Митрополиты и епископы в конфликтах с князьями

Ко второй половине XII в. относятся сведения об активности епископов, приводившей к конфликтам с князьями: в Северо-Восточной Руси епископы Леон и Феодор оставили по себе память как деятели, вышедшие из-под контроля и князя, и города. В Суздале в 1159 г. горожане выгнали поставленного год назад епископа Леона, обвинив его в обогащении. Обвинение в летописи звучит так: «зане (потому что. —Я.Щ.) умножил бяше церковь, грабяй попы», т. е. как-то стремясь обогатиться за счет городских церквей[87]. Это загадочное дело наиболее правдоподобно объяснено ?. ?. Ворониным: епископ в нарушение традиции обложил церковной податью в пользу епископии (десятиной) не только сами церкви, но и все приделы в них, тем самым увеличив в несколько раз число церквей в городе и размер доходов епископа[88]. Его объяснение возможно, если признавать существование в середине XII в. такой формы церковных поборов, неизвестной по другим источникам.
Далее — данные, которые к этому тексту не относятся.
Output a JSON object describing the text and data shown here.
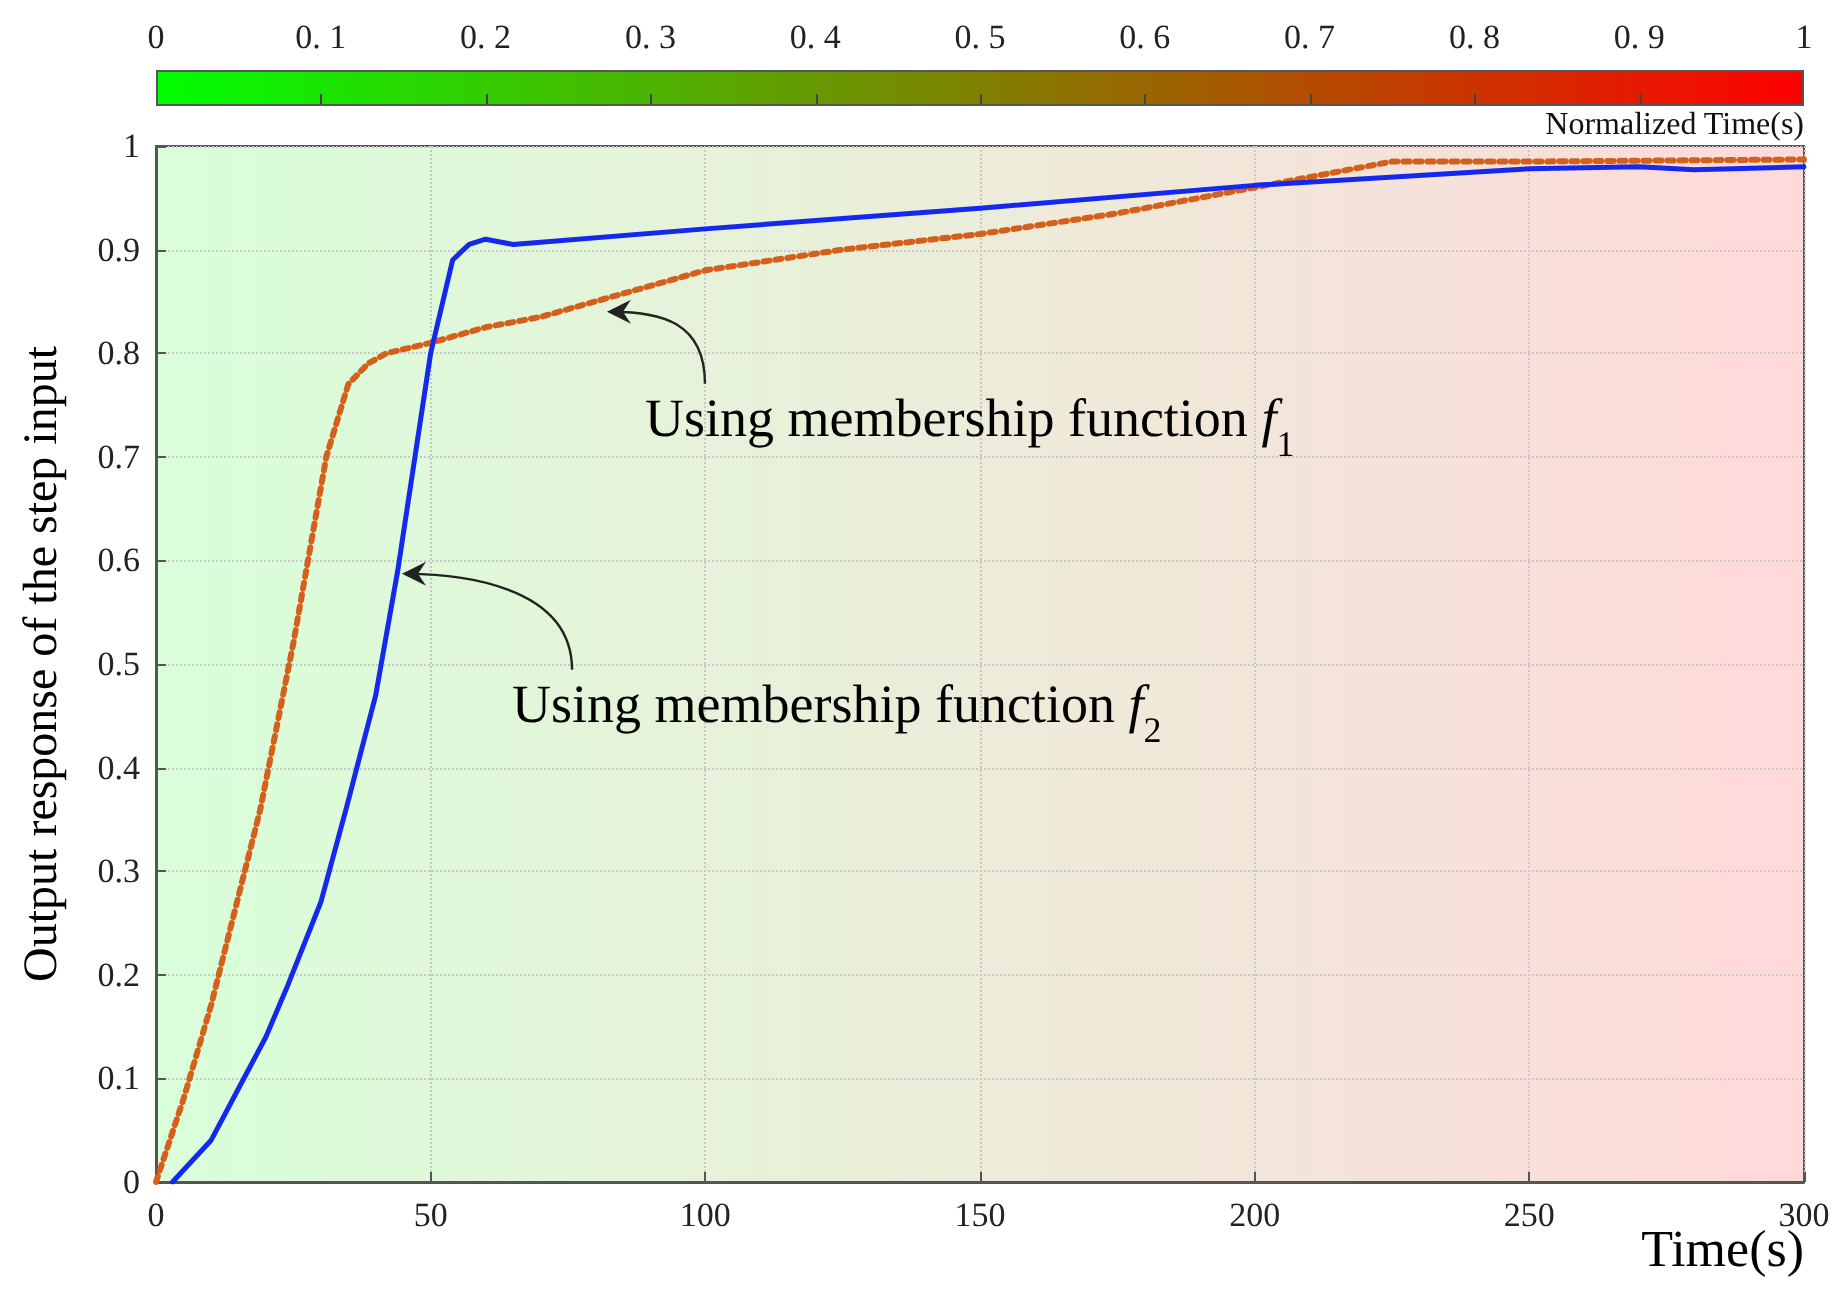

Через 10 лет, в 1169 г., при том же князе Андрее Боголюбском, желавшем основать во Владимире вторую митрополию, когда международные условия не позволили это сделать, возник внутренний конфликт между неудачным кандидатом в митрополиты Феодором, с одной стороны, и князем и городом — с другой. Отвергнутый князем «лжии (ложный. — Я.Щ.) владыка Феодорец», как называет его летописец, наложил на Владимир интердикт, приказав запереть все церкви в городе и забрав ключи от них. Но он не ограничился конфронтацией с членами церковной организации и перенес ее и на светское население города, лишив каким-то образом одних владимирцев (вероятно, феодалов) сел, оружия и коней, а других превратил в холопов, подвергнул заключению и лишению имущества[89] .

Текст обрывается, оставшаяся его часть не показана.